Now, this buck didn’t have a massive rack or anything like that, but it was a buck! Since I have been able to hunt on my own, I have never seen a buck before while in my stand. Sure, I saw a ton of them lying dead on the side of the road while driving, but this was something completely different. My heart pounded like the back-beat in an electronic dance song. Adrenaline was flowing through my body. I was hoping that the buck would slow down so I could get a decent shot at it. It kept a steady trot and didn’t stop at all. I figured it was now or never for me to take the shot. I could picture the rack hanging above the fireplace. A few twigs and branches were in the line of my shot. I tried to calm myself down as much as I could so I wouldn’t shake while trying to put it into my scope. Bam!
The buck stopped. It didn’t drop. It just looked around. I figured that I must have missed it. Bam! I shot a second time and this time I knew I hit it because it jumped a little bit in the air. Now, it started to dance around. I didn’t think I hit it good enough. Bam! It was still dancing around! I only had two bullets left. Bam! The deer was hauling ass back and forth, but it had a limp to it. I had taken out its front right leg and it’s back left leg. It stopped and I was finally able to put a kill shot on it. Bam! And it finally dropped to the ground.

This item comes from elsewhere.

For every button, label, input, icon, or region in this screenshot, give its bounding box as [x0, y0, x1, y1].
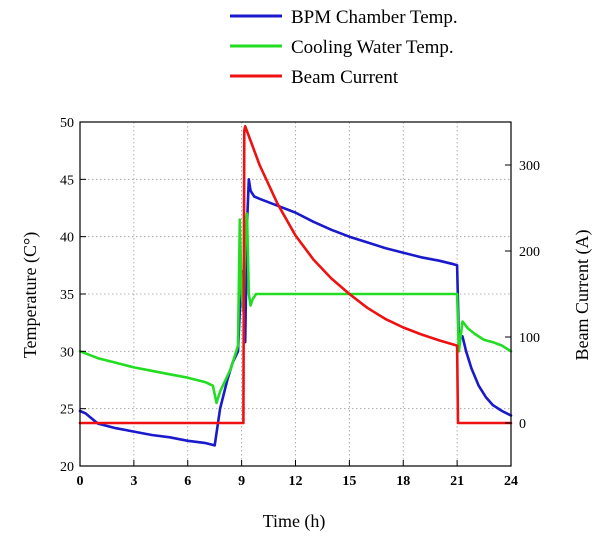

I was breathing heavily at this point and couldn’t believe that I had gotten my first buck! I didn’t care how many shots it took, it was still going to put a lot of venison in the freezer! (Well, maybe.) I immediately received a text from my Uncle Jim.
It read, “Is that you firing all of those shots over there? Are you under attack?”
“Yep, and I am all out of bullets! I need back up!” I replied. I then sent him a picture of the nice basket eight that I had shot.
When I went up to gut the deer, I had found out where some of my bullets had gone. I shot it once in the front right leg, once in the back left leg, once in the lung and gut area, and once in the ear (which I believe was the ultimate thing that killed it). I had definitely missed on that first shot.
Gutting the deer wasn’t a walk in the park either. When you shoot a deer in the guts, it gives off one terrible smell. It didn’t matter if I tried to plug my nose. There was no amount of Febreeze that I could’ve spray that would have covered up the stench.
Once I arrived back at deer camp with my “trophy buck”, I had to tell the story of how it happened to my uncles, my dad, my brother, my mother, my sister, her boyfriend at the time, my basketball coach...basically the whole city of Hayward. They couldn’t believe that it took me five shots to shoot one deer. In all honesty, I almost brought six bullets with me out to my stand that morning, but I didn’t figure that I would have to use that many.
I didn’t think that one animal would give me so much of a rush. By taking one animal’s life, I was then able to provide for my family and that made me feel like a contributing member of my family for once. All of my uncles and my dad have shot bucks before, so I felt like I finally made it into the “man club”. Nobody else shot a deer that year in my hunting party. I may now be known as “5-Shot Hessel”, but a nickname doesn’t mean much as long as you end up getting the kill.